Emanuele Fiano: Siamo in un momento difficilissimo, per la vita di Israele e le sorti della pace in Medio Oriente. Anche rispetto a questo, Israele avrebbe dovuto valutare diversamente l’ipotesi di operazioni militari contro chi cercava di rompere il blocco navale. Oggi, il rischio di isolamento di Israele è enorme. L’azione militare ha raggiunto solo un risultato negativo. Tutti i media israeliani, tranne il Jerusalem Post, l’hanno detto apertamente.
Vita: Fino a ieri, la Turchia era uno Stato amico…
Fiano: A dire la verità da circa un anno non lo era più tanto, ma di certo i rapporti storici tra i due Paesi, sempre cordiali e frequenti, oltre che importanti dato il ruolo della Turchia come terra di cerniera e sedi di basi Nato, ora subiranno un brusco arresto. I rapporti bilaterali sono già entrati in crisi.
Vita: Che colpe ha l’attuale governo israeliano?
Fiano: L’attuale governo mostra, con questa azione, il deficit di politica che lo sta accompagnando sin dalla nascita. Quel governo, che non lavora per la pace, deve però fronteggiare – non dobbiamo mai dimenticarlo – nazioni come l’Iran. Che foraggia Hezbollah nel sud del Libano e Hamas a Gaza. Hamas che vuole distruggere lo Stato di Israele, come è scritto nel suo statuto fondativo. In quelle terre si scontrano, da sempre, due diritti: quello di Israele ad avere uno Stato e quello, altrettanto legittimo, del popolo palestinese.
Vita: Nessuna speranza, per la pace?
Fiano: Ci siamo arrivati molto vicino, quando Rabin e Arafat si strinsero la mano a Camp David. Anche Sharon, da primo ministro, cercò una rivoluzione pacifica, fondando Kadima, aprendo una trattativa con l’Anp e sgomberando le colonie occupate da Gaza. Poi, nulla. Oggi no, non vedo prospettive.

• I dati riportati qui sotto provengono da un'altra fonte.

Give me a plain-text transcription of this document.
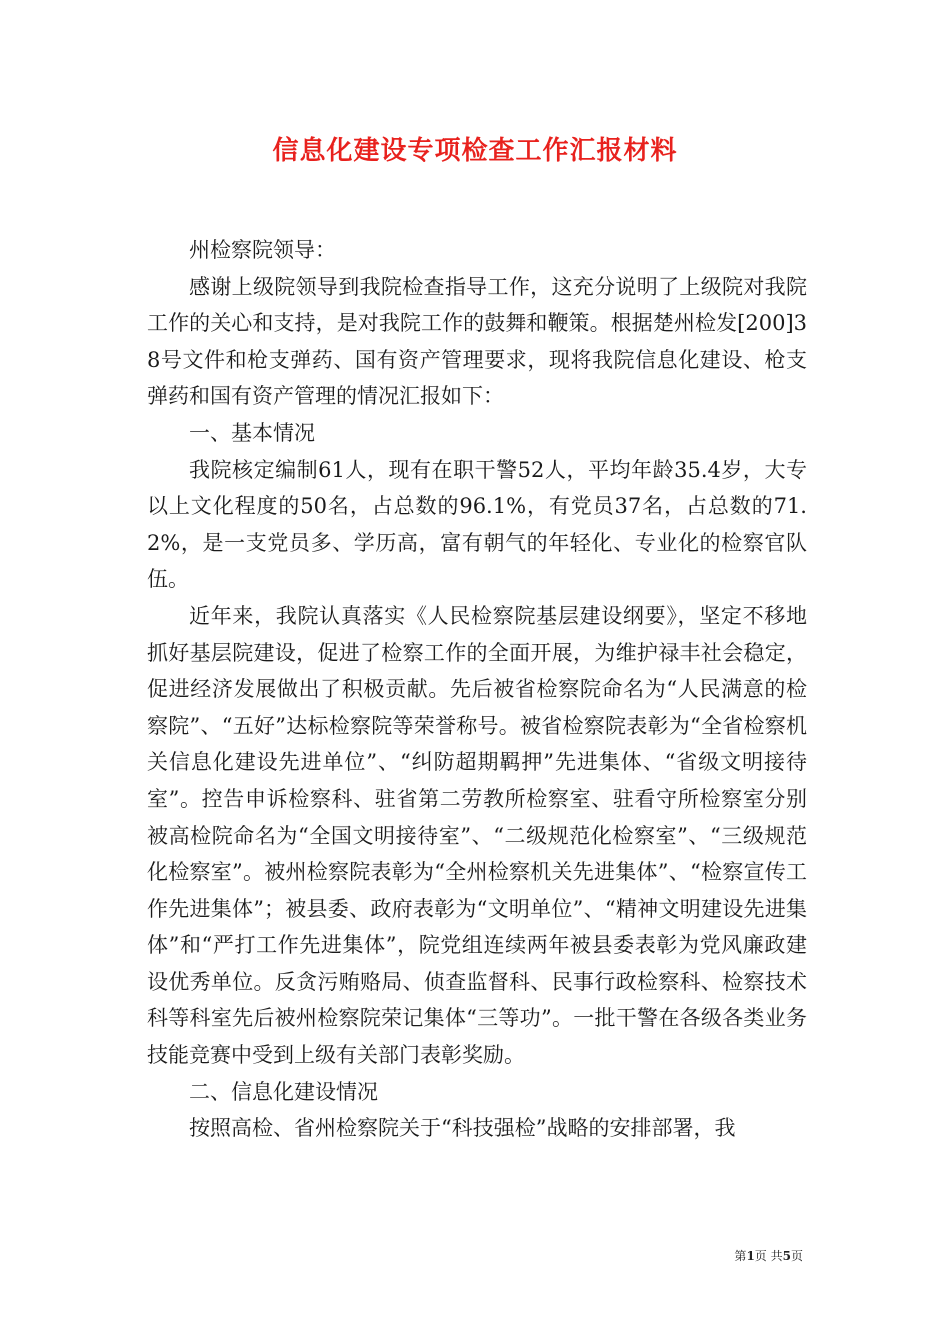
信息化建设专项检查工作汇报材料

州检察院领导：

感谢上级院领导到我院检查指导工作，这充分说明了上级院对我院工作的关心和支持，是对我院工作的鼓舞和鞭策。根据楚州检发[200]38号文件和枪支弹药、国有资产管理要求，现将我院信息化建设、枪支弹药和国有资产管理的情况汇报如下：

一、基本情况

我院核定编制61人，现有在职干警52人，平均年龄35.4岁，大专以上文化程度的50名，占总数的96.1%，有党员37名，占总数的71.2%，是一支党员多、学历高，富有朝气的年轻化、专业化的检察官队伍。

近年来，我院认真落实《人民检察院基层建设纲要》，坚定不移地抓好基层院建设，促进了检察工作的全面开展，为维护禄丰社会稳定，促进经济发展做出了积极贡献。先后被省检察院命名为“人民满意的检察院”、“五好”达标检察院等荣誉称号。被省检察院表彰为“全省检察机关信息化建设先进单位”、“纠防超期羁押”先进集体、“省级文明接待室”。控告申诉检察科、驻省第二劳教所检察室、驻看守所检察室分别被高检院命名为“全国文明接待室”、“二级规范化检察室”、“三级规范化检察室”。被州检察院表彰为“全州检察机关先进集体”、“检察宣传工作先进集体”；被县委、政府表彰为“文明单位”、“精神文明建设先进集体”和“严打工作先进集体”，院党组连续两年被县委表彰为党风廉政建设优秀单位。反贪污贿赂局、侦查监督科、民事行政检察科、检察技术科等科室先后被州检察院荣记集体“三等功”。一批干警在各级各类业务技能竞赛中受到上级有关部门表彰奖励。

二、信息化建设情况

按照高检、省州检察院关于“科技强检”战略的安排部署，我

第1页 共5页
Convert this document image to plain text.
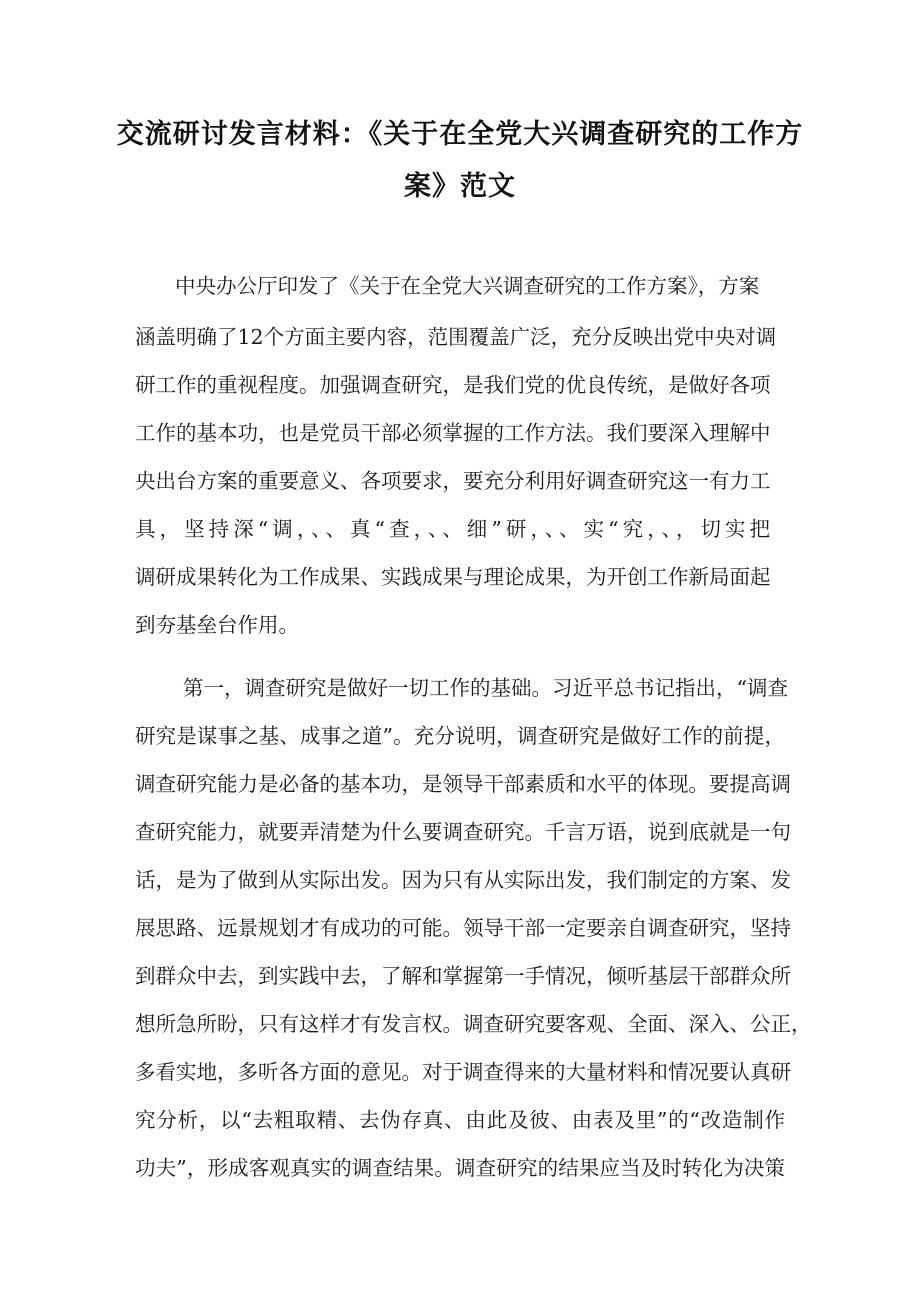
交流研讨发言材料：《关于在全党大兴调查研究的工作方
案》范文
中央办公厅印发了《关于在全党大兴调查研究的工作方案》，方案
涵盖明确了12个方面主要内容，范围覆盖广泛，充分反映出党中央对调
研工作的重视程度。加强调查研究，是我们党的优良传统，是做好各项
工作的基本功，也是党员干部必须掌握的工作方法。我们要深入理解中
央出台方案的重要意义、各项要求，要充分利用好调查研究这一有力工
具，坚持深“调，、、真“查，、、细”研，、、实“究，、，切实把
调研成果转化为工作成果、实践成果与理论成果，为开创工作新局面起
到夯基垒台作用。
第一，调查研究是做好一切工作的基础。习近平总书记指出，“调查
研究是谋事之基、成事之道”。充分说明，调查研究是做好工作的前提，
调查研究能力是必备的基本功，是领导干部素质和水平的体现。要提高调
查研究能力，就要弄清楚为什么要调查研究。千言万语，说到底就是一句
话，是为了做到从实际出发。因为只有从实际出发，我们制定的方案、发
展思路、远景规划才有成功的可能。领导干部一定要亲自调查研究，坚持
到群众中去，到实践中去，了解和掌握第一手情况，倾听基层干部群众所
想所急所盼，只有这样才有发言权。调查研究要客观、全面、深入、公正，
多看实地，多听各方面的意见。对于调查得来的大量材料和情况要认真研
究分析，以“去粗取精、去伪存真、由此及彼、由表及里”的“改造制作
功夫”，形成客观真实的调查结果。调查研究的结果应当及时转化为决策
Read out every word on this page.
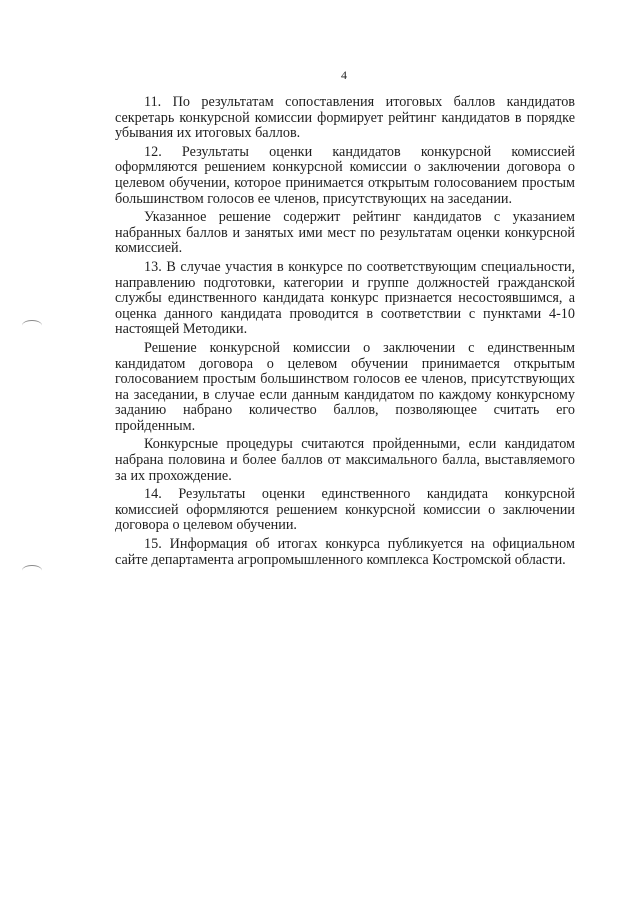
4

11. По результатам сопоставления итоговых баллов кандидатов секретарь конкурсной комиссии формирует рейтинг кандидатов в порядке убывания их итоговых баллов.

12. Результаты оценки кандидатов конкурсной комиссией оформляются решением конкурсной комиссии о заключении договора о целевом обучении, которое принимается открытым голосованием простым большинством голосов ее членов, присутствующих на заседании.

Указанное решение содержит рейтинг кандидатов с указанием набранных баллов и занятых ими мест по результатам оценки конкурсной комиссией.

13. В случае участия в конкурсе по соответствующим специальности, направлению подготовки, категории и группе должностей гражданской службы единственного кандидата конкурс признается несостоявшимся, а оценка данного кандидата проводится в соответствии с пунктами 4-10 настоящей Методики.

Решение конкурсной комиссии о заключении с единственным кандидатом договора о целевом обучении принимается открытым голосованием простым большинством голосов ее членов, присутствующих на заседании, в случае если данным кандидатом по каждому конкурсному заданию набрано количество баллов, позволяющее считать его пройденным.

Конкурсные процедуры считаются пройденными, если кандидатом набрана половина и более баллов от максимального балла, выставляемого за их прохождение.

14. Результаты оценки единственного кандидата конкурсной комиссией оформляются решением конкурсной комиссии о заключении договора о целевом обучении.

15. Информация об итогах конкурса публикуется на официальном сайте департамента агропромышленного комплекса Костромской области.
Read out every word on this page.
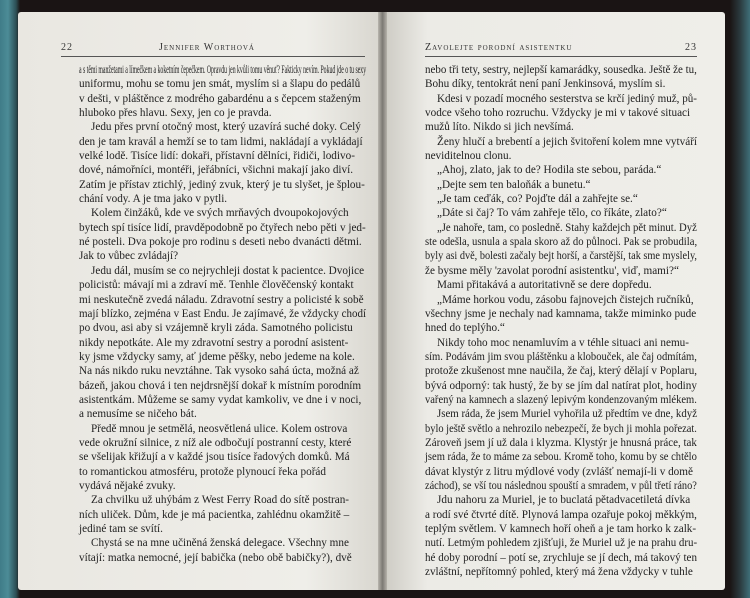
22	Jennifer Worthová
a s těmi manžetami a límečkem a koketním čepečkem. Opravdu jen kvůli tomu věnuť? Fakticky nevím. Pokud jde o tu sexy
uniformu, mohu se tomu jen smát, myslím si a šlapu do pedálů
v dešti, v pláštěnce z modrého gabardénu a s čepcem staženým
hluboko přes hlavu. Sexy, jen co je pravda.
Jedu přes první otočný most, který uzavírá suché doky. Celý
den je tam kravál a hemží se to tam lidmi, nakládají a vykládají
velké lodě. Tisíce lidí: dokaři, přístavní dělníci, řidiči, lodivo-
dové, námořníci, montéři, jeřábníci, všichni makají jako diví.
Zatím je přístav ztichlý, jediný zvuk, který je tu slyšet, je šplou-
chání vody. A je tma jako v pytli.
Kolem činžáků, kde ve svých mrňavých dvoupokojových
bytech spí tisíce lidí, pravděpodobně po čtyřech nebo pěti v jed-
né posteli. Dva pokoje pro rodinu s deseti nebo dvanácti dětmi.
Jak to vůbec zvládají?
Jedu dál, musím se co nejrychleji dostat k pacientce. Dvojice
policistů: mávají mi a zdraví mě. Tenhle člověčenský kontakt
mi neskutečně zvedá náladu. Zdravotní sestry a policisté k sobě
mají blízko, zejména v East Endu. Je zajímavé, že vždycky chodí
po dvou, asi aby si vzájemně kryli záda. Samotného policistu
nikdy nepotkáte. Ale my zdravotní sestry a porodní asistent-
ky jsme vždycky samy, ať jdeme pěšky, nebo jedeme na kole.
Na nás nikdo ruku nevztáhne. Tak vysoko sahá úcta, možná až
bázeň, jakou chová i ten nejdrsnější dokař k místním porodním
asistentkám. Můžeme se samy vydat kamkoliv, ve dne i v noci,
a nemusíme se ničeho bát.
Předě mnou je setmělá, neosvětlená ulice. Kolem ostrova
vede okružní silnice, z níž ale odbočují postranní cesty, které
se všelijak křižují a v každé jsou tisíce řadových domků. Má
to romantickou atmosféru, protože plynoucí řeka pořád
vydává nějaké zvuky.
Za chvilku už uhýbám z West Ferry Road do sítě postran-
ních uliček. Dům, kde je má pacientka, zahlédnu okamžitě –
jediné tam se svítí.
Chystá se na mne učiněná ženská delegace. Všechny mne
vítají: matka nemocné, její babička (nebo obě babičky?), dvě
Zavolejte porodní asistentku	23
nebo tři tety, sestry, nejlepší kamarádky, sousedka. Ještě že tu,
Bohu díky, tentokrát není paní Jenkinsová, myslím si.
Kdesi v pozadí mocného sesterstva se krčí jediný muž, pů-
vodce všeho toho rozruchu. Vždycky je mi v takové situaci
mužů líto. Nikdo si jich nevšímá.
Ženy hlučí a brebentí a jejich švitoření kolem mne vytváří
neviditelnou clonu.
„Ahoj, zlato, jak to de? Hodila ste sebou, paráda.“
„Dejte sem ten baloňák a bunetu.“
„Je tam ceďák, co? Pojďte dál a zahřejte se.“
„Dáte si čaj? To vám zahřeje tělo, co říkáte, zlato?“
„Je nahoře, tam, co posledně. Stahy každejch pět minut. Dyž
ste odešla, usnula a spala skoro až do půlnoci. Pak se probudila,
byly asi dvě, bolesti začaly bejt horší, a čarstější, tak sme myslely,
že bysme měly 'zavolat porodní asistentku', viď, mami?“
Mami přitakává a autoritativně se dere dopředu.
„Máme horkou vodu, zásobu fajnovejch čistejch ručníků,
všechny jsme je nechaly nad kamnama, takže miminko pude
hned do teplýho.“
Nikdy toho moc nenamluvím a v téhle situaci ani nemu-
sím. Podávám jim svou pláštěnku a klobouček, ale čaj odmítám,
protože zkušenost mne naučila, že čaj, který dělají v Poplaru,
bývá odporný: tak hustý, že by se jím dal natírat plot, hodiny
vařený na kamnech a slazený lepivým kondenzovaným mlékem.
Jsem ráda, že jsem Muriel vyhořila už předtím ve dne, když
bylo ještě světlo a nehrozilo nebezpečí, že bych ji mohla pořezat.
Zároveň jsem jí už dala i klyzma. Klystýr je hnusná práce, tak
jsem ráda, že to máme za sebou. Kromě toho, komu by se chtělo
dávat klystýr z litru mýdlové vody (zvlášť nemají-li v domě
záchod), se vší tou následnou spouští a smradem, v půl třetí ráno?
Jdu nahoru za Muriel, je to buclatá pětadvacetiletá dívka
a rodí své čtvrté dítě. Plynová lampa ozařuje pokoj měkkým,
teplým světlem. V kamnech hoří oheň a je tam horko k zalk-
nutí. Letmým pohledem zjišťuji, že Muriel už je na prahu dru-
hé doby porodní – potí se, zrychluje se jí dech, má takový ten
zvláštní, nepřítomný pohled, který má žena vždycky v tuhle
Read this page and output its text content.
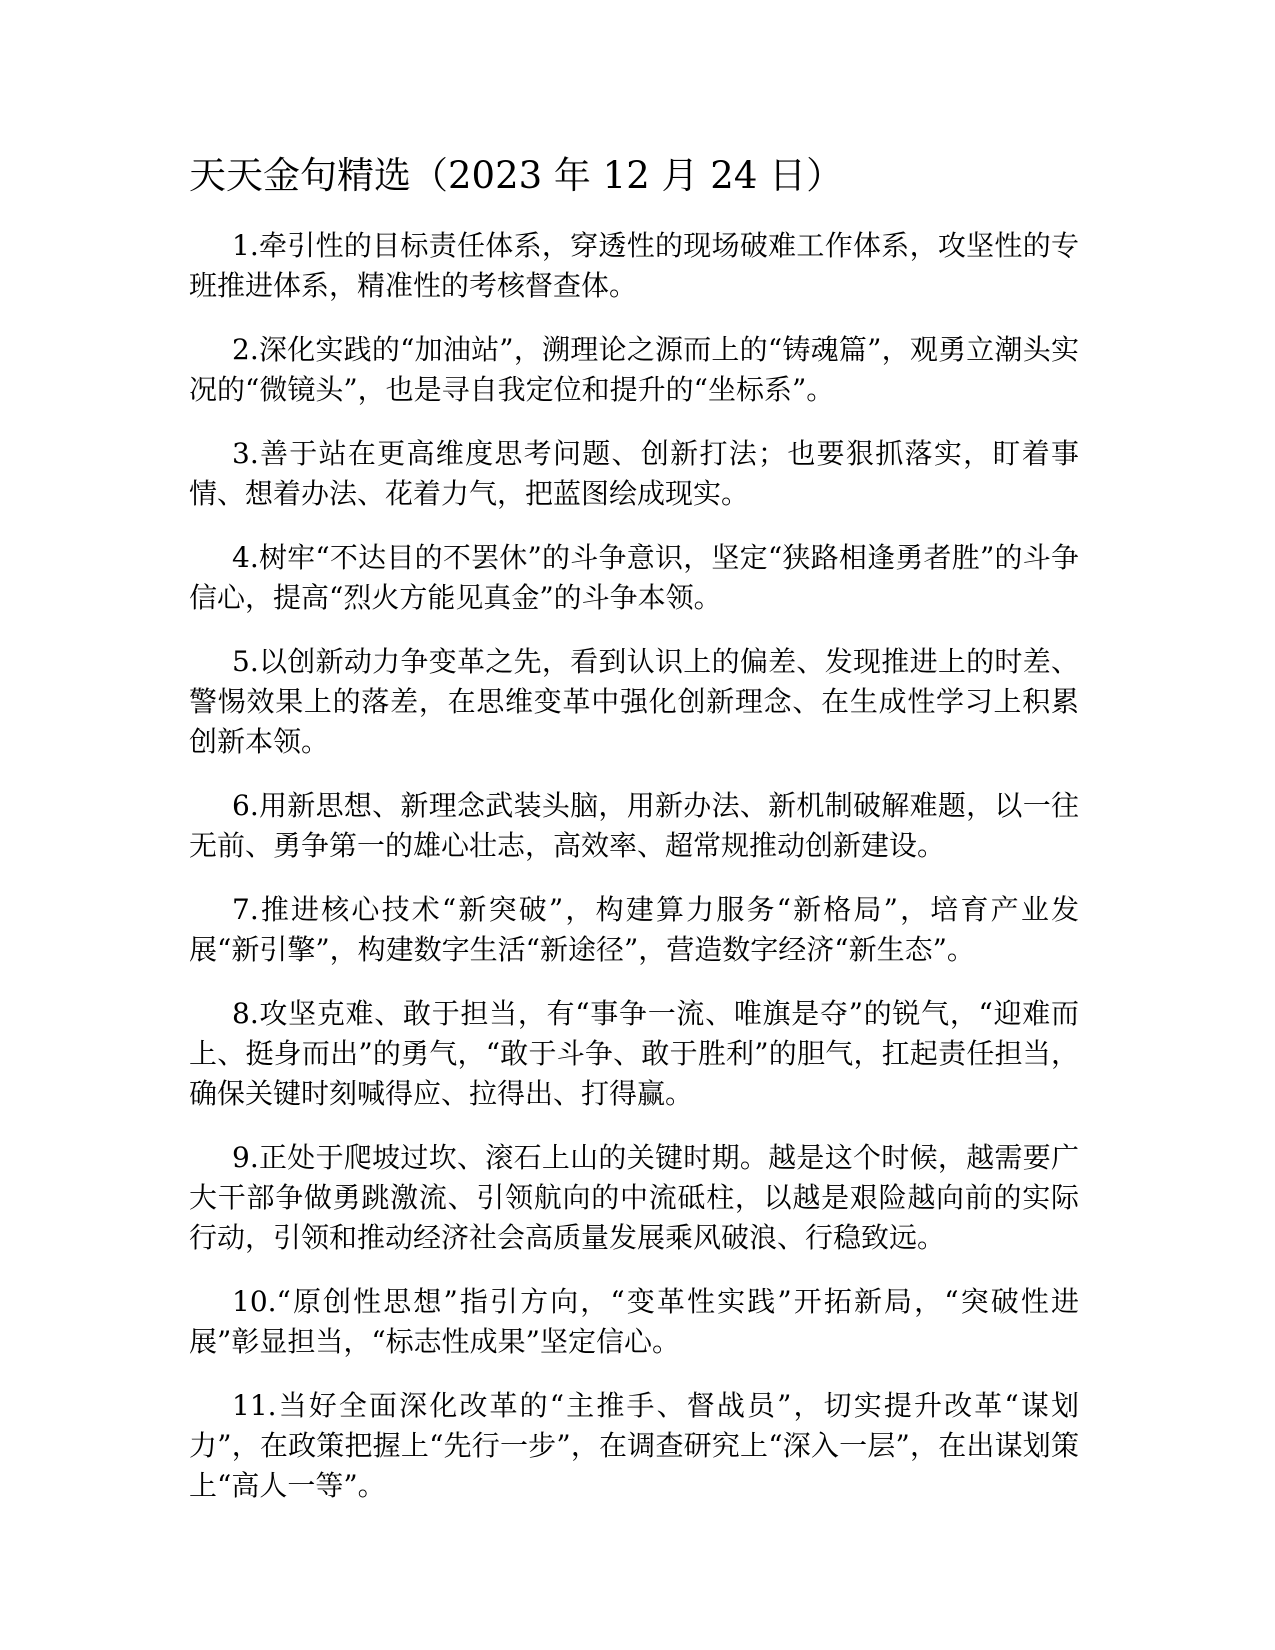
天天金句精选（2023 年 12 月 24 日）

1.牵引性的目标责任体系，穿透性的现场破难工作体系，攻坚性的专班推进体系，精准性的考核督查体。

2.深化实践的“加油站”，溯理论之源而上的“铸魂篇”，观勇立潮头实况的“微镜头”，也是寻自我定位和提升的“坐标系”。

3.善于站在更高维度思考问题、创新打法；也要狠抓落实，盯着事情、想着办法、花着力气，把蓝图绘成现实。

4.树牢“不达目的不罢休”的斗争意识，坚定“狭路相逢勇者胜”的斗争信心，提高“烈火方能见真金”的斗争本领。

5.以创新动力争变革之先，看到认识上的偏差、发现推进上的时差、警惕效果上的落差，在思维变革中强化创新理念、在生成性学习上积累创新本领。

6.用新思想、新理念武装头脑，用新办法、新机制破解难题，以一往无前、勇争第一的雄心壮志，高效率、超常规推动创新建设。

7.推进核心技术“新突破”，构建算力服务“新格局”，培育产业发展“新引擎”，构建数字生活“新途径”，营造数字经济“新生态”。

8.攻坚克难、敢于担当，有“事争一流、唯旗是夺”的锐气，“迎难而上、挺身而出”的勇气，“敢于斗争、敢于胜利”的胆气，扛起责任担当，确保关键时刻喊得应、拉得出、打得赢。

9.正处于爬坡过坎、滚石上山的关键时期。越是这个时候，越需要广大干部争做勇跳激流、引领航向的中流砥柱，以越是艰险越向前的实际行动，引领和推动经济社会高质量发展乘风破浪、行稳致远。

10.“原创性思想”指引方向，“变革性实践”开拓新局，“突破性进展”彰显担当，“标志性成果”坚定信心。

11.当好全面深化改革的“主推手、督战员”，切实提升改革“谋划力”，在政策把握上“先行一步”，在调查研究上“深入一层”，在出谋划策上“高人一等”。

Vita: E quanto pesa la componente ortodossa, nella vita di Israele?
Fiano: Poco, sul quadro politico, meno di quanto sembri. Certo, recita un proverbio israeliano, «la politica estera di Israele è fatta di politica interna». Le ultime elezioni e la formazione del governo pesano.
Vita: Un quadro deprimente…
Fiano: Sì, in questo momento tenere accesa la speranza è difficile. Ho il senso dell’eternità di una lotta, anzi di una tragedia, che non finisce mai. Ma voglio sforzarmi di vedere una luce, dopo il tunnel. Ripenso agli anni di Rabin, agli accordi di Oslo, anni di grande sviluppo, anche sociale e civile. Allora, la spirale eterna dell’odio si ruppe. Dobbiamo tornare lì, a quel periodo, con ogni mezzo.